The principal tries to have you removed.
You wave her off like a bad dream.
Katrina goes to a near-Ivy college in Boston.
Milagros attends a Catholic university in Virginia.
Isabel moves back to Santo Domingo
to live with her abuelos.
Neli gets a job at Macy’s doing makeup
on the first floor.
Facebook erases time and distance.
Isabel, Katrina, Milagros, and Neli
Lolitas, luces de tu vida
lights of your life.
DANNY SHOT was a longtime publisher and editor of Long Shot magazine, which he co-founded. He taught high school English for 33 years in the South Bronx, Harlem, and Brooklyn. His book of poems, WORKS, was published by CavanKerry Press in March 2018.
“Morir Soñando (with a dash of rum)” from WORKS by Danny Shot. Published by CavanKerry Press. Copyright © 2018 by Danny Shot.

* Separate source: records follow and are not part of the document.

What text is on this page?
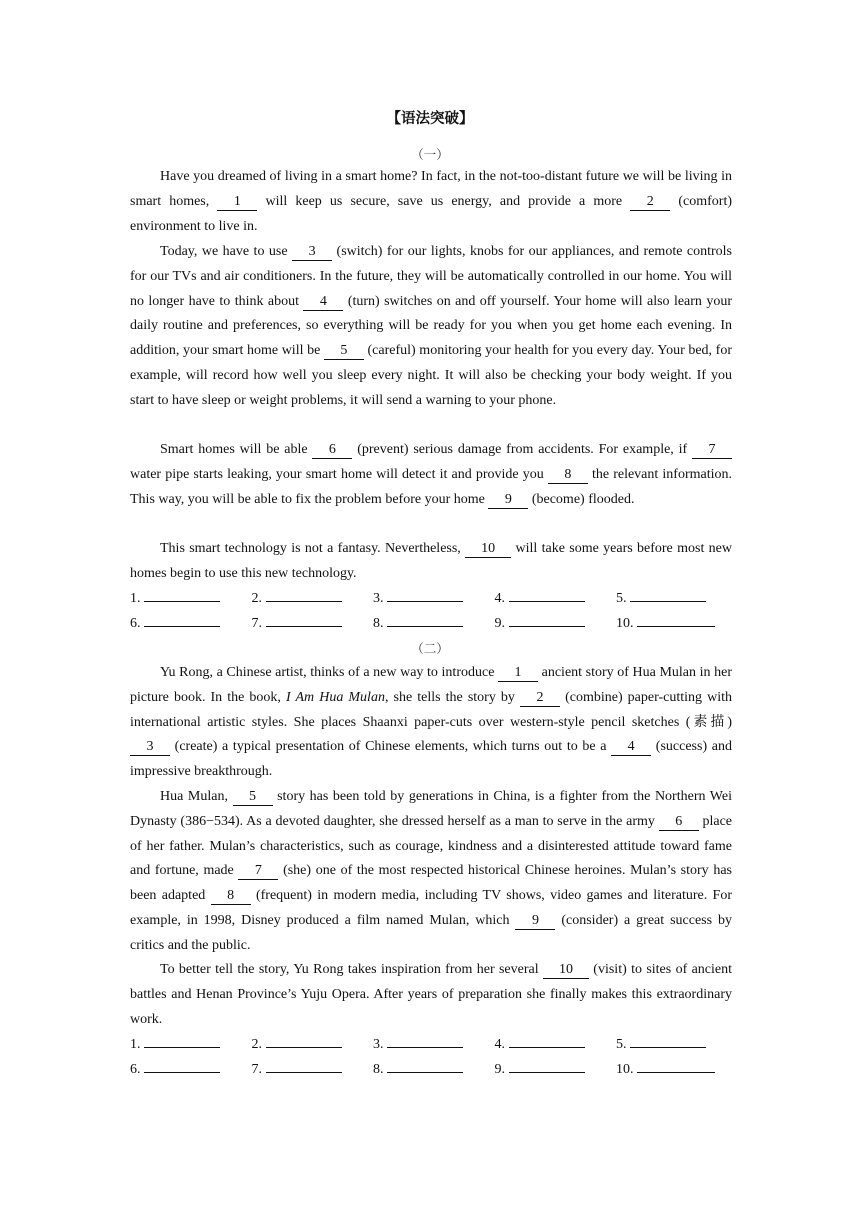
【语法突破】
（一）

Have you dreamed of living in a smart home? In fact, in the not-too-distant future we will be living in smart homes, 1 will keep us secure, save us energy, and provide a more 2 (comfort) environment to live in.

Today, we have to use 3 (switch) for our lights, knobs for our appliances, and remote controls for our TVs and air conditioners. In the future, they will be automatically controlled in our home. You will no longer have to think about 4 (turn) switches on and off yourself. Your home will also learn your daily routine and preferences, so everything will be ready for you when you get home each evening. In addition, your smart home will be 5 (careful) monitoring your health for you every day. Your bed, for example, will record how well you sleep every night. It will also be checking your body weight. If you start to have sleep or weight problems, it will send a warning to your phone.

Smart homes will be able 6 (prevent) serious damage from accidents. For example, if 7 water pipe starts leaking, your smart home will detect it and provide you 8 the relevant information. This way, you will be able to fix the problem before your home 9 (become) flooded.

This smart technology is not a fantasy. Nevertheless, 10 will take some years before most new homes begin to use this new technology.

1.	2.	3.	4.	5.
6.	7.	8.	9.	10.
（二）

Yu Rong, a Chinese artist, thinks of a new way to introduce 1 ancient story of Hua Mulan in her picture book. In the book, I Am Hua Mulan, she tells the story by 2 (combine) paper-cutting with international artistic styles. She places Shaanxi paper-cuts over western-style pencil sketches (素描) 3 (create) a typical presentation of Chinese elements, which turns out to be a 4 (success) and impressive breakthrough.

Hua Mulan, 5 story has been told by generations in China, is a fighter from the Northern Wei Dynasty (386−534). As a devoted daughter, she dressed herself as a man to serve in the army 6 place of her father. Mulan’s characteristics, such as courage, kindness and a disinterested attitude toward fame and fortune, made 7 (she) one of the most respected historical Chinese heroines. Mulan’s story has been adapted 8 (frequent) in modern media, including TV shows, video games and literature. For example, in 1998, Disney produced a film named Mulan, which 9 (consider) a great success by critics and the public.

To better tell the story, Yu Rong takes inspiration from her several 10 (visit) to sites of ancient battles and Henan Province’s Yuju Opera. After years of preparation she finally makes this extraordinary work.

1.	2.	3.	4.	5.
6.	7.	8.	9.	10.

To My Twenty-Five-Year-Old Self
Billy Collins, have you any
Idea how important
You were to my twenty-five-year-
Old self? You weren’t
Poet laureate yet, you
Were just a teacher I had
In Ireland. You were
Expansive and you
Believed in me.
I felt like a real poet
With you for the first
Time even though we
Argued about feminism
And things that mattered.
I was just at that cusp
Of being someone who wanted
So desperately to write,
Tipping over into becoming a writer.
I was fighting it. I didn’t know
How to be except angry.
I was frightened. What if I
Could be good? What if
I would never be good?
Would your attention
Be all I’d ever really have
Of poetry? How could I know?
And so I was angry at you.
And between the lesbian
Love I’d left in New York
Who, I’m grateful, convinced
Me to buy contact lenses
So I could see the green
Hills, and the British physicist
I’d end up in bed with
Before I’d left Ireland,
There was something pure
And aboveboard, not teacherly
But generous, and lovely
And incomplete and no
One thing. I won’t forget it:
The way you laughed
At some mean joke, at some
Ugly truth, into the wind
So it blew back into our happy,
Stupid faces on a ferry made me understand,
This is love the way poets know it.
BRENDA SHAUGHNESSY was born in Japan and grew up in California. She’s the author of Interior with Sudden Joy, Human Dark with Sugar (winner of the James Laughlin Award from the Academy of American Poets), Our Andromeda, and So Much Synth.
“To My Twenty-Five-Year-Old Self ” from Our Andromeda by Brenda Shaughnessy. Published by Copper Canyon Press. Copyright © 2012 by Brenda Shaughnessy. Reprinted by permission of The Permissions Company, Inc.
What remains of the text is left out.